I built a standalone RL security daemon, rlsecd, to validate Security-Gym as a learning environment. rlsecd processes one event at a time with per-step predict/update. No batching, no replay buffers. I tested against Security-Gym's composed streams and had some promising results on the first few tests. The full architecture, detection results, and feature importance analysis are in the rlsecd post.

Getting Started

pip install security-gym

# Download the datasets
security-gym download

# Use it like any Gymnasium environment

import gymnasium as gym

env = gym.make("SecurityLogStream-v1", db_path="exp_30d_heavy.db")
obs, info = env.reset()

while True:
    action = agent.act(obs)
    obs, reward, terminated, truncated, info = env.step(action)
    agent.learn(obs, reward)
    if truncated:
        break

The environment is Gymnasium v1.0.0+ compliant. The standard RL training loop works unmodified — the only difference is that terminated is always False and truncated signals end of data.

What's Next

Security-Gym currently covers 5 of hundreds of ATT&CK techniques. Persistence (TA0003), privilege escalation (TA0004), and exfiltration (TA0010) modules are planned. I'd also like to build a streaming server mode for real-time agent evaluation and expand beyond single-host to multi-host network environments with lateral movement.

On the agent side, the current baseline results use hand-crafted features from rlsecd. The bigger challenge, and the whole point of presenting raw text observations, is getting an agent to learn its own representations directly from log lines. That's Step 2 (Representation II) of the Alberta Plan and it's where I'm focusing right now but it's really tempting to just move into control and see rlsecd in action.

The datasets, environment, and all the code are open source. If you're working on RL for cybersecurity or continual learning on non-stationary data, I'd be interested to hear what you find.

PyPI: security-gym
GitHub: j-klawson/security-gym
Zenodo (software): DOI 10.5281/zenodo.18810298
Zenodo (dataset): DOI 10.5281/zenodo.18901542
rlsecd: j-klawson/rlsecd
alberta-framework: j-klawson/alberta-framework

Lab Setup:

OS: Debian 13.3 (Trixie)
GPU: NVIDIA RTX 3070 (8GB VRAM, 5,888 CUDA cores)
CPU: Intel i5-12400 (6 cores, 12 threads)
Memory: 24GB RAM

Data Collection Infrastructure:

Target VM: "Isildur" — Debian 11, SSH + Log4Shell + Nginx + Redis, BCC 0.18 for eBPF
Attack orchestration: 6 MITRE ATT&CK-aligned modules with YAML campaign configs
eBPF tracepoints: execve, connect, accept4, openat, unlinkat via BCC

References:

Elsayed, M., Vasan, G., & Mahmood, A. R. (2024).
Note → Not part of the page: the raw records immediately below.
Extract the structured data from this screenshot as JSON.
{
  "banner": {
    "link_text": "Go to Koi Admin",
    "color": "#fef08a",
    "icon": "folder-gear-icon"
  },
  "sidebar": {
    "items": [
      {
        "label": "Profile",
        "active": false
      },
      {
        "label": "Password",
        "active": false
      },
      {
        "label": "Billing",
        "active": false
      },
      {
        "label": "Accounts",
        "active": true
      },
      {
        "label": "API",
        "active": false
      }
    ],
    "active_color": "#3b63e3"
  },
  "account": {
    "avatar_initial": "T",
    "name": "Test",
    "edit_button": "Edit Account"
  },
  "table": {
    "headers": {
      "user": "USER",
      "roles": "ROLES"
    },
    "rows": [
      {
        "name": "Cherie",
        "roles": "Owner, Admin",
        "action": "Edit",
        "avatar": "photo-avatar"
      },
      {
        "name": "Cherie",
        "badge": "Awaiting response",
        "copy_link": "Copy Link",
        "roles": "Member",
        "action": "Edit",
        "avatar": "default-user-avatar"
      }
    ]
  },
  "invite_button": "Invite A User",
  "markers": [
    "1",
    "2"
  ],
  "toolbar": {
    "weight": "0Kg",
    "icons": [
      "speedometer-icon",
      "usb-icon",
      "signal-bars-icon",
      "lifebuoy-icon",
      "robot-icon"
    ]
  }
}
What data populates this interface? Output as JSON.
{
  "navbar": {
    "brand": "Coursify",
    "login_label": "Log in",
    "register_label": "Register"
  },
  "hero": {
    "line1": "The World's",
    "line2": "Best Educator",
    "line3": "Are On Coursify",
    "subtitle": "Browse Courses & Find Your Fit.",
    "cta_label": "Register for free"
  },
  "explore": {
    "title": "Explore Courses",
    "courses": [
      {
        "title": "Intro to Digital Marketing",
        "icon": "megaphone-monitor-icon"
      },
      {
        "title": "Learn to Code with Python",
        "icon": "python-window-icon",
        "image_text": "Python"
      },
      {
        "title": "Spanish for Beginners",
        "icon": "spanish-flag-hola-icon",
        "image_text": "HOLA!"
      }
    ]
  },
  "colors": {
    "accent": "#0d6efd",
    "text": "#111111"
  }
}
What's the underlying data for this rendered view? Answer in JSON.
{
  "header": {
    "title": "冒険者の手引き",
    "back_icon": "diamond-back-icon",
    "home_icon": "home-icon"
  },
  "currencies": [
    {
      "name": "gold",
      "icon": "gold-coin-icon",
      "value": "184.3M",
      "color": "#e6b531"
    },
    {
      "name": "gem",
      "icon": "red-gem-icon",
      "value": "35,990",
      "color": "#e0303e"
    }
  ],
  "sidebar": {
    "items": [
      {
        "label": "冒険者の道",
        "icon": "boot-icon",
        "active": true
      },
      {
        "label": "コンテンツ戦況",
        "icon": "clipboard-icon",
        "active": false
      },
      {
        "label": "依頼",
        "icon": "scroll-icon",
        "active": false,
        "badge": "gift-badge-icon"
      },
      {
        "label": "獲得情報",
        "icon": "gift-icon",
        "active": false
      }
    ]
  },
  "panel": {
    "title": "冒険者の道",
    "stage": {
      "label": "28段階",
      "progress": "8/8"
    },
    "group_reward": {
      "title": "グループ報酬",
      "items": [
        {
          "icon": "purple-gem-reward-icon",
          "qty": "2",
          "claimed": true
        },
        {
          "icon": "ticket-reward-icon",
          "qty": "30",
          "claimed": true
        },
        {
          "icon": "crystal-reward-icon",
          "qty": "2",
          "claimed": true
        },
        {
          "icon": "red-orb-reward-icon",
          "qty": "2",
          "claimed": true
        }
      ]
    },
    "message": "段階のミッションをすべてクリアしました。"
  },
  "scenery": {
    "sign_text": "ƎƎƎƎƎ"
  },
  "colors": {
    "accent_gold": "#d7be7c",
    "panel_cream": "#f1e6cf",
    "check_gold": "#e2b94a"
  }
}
Streaming deep reinforcement learning finally works. arXiv:2410.14606.
Sutton, R. S., Bowling, M., & Pilarski, P. M. (2022). The Alberta Plan for AI research. arXiv:2208.11173.
Towers, M. et al. (2024). Gymnasium: A standard interface for reinforcement learning environments. arXiv:2407.17032.
MITRE Corporation. (2024). ATT&CK: Adversarial Tactics, Techniques, and Common Knowledge.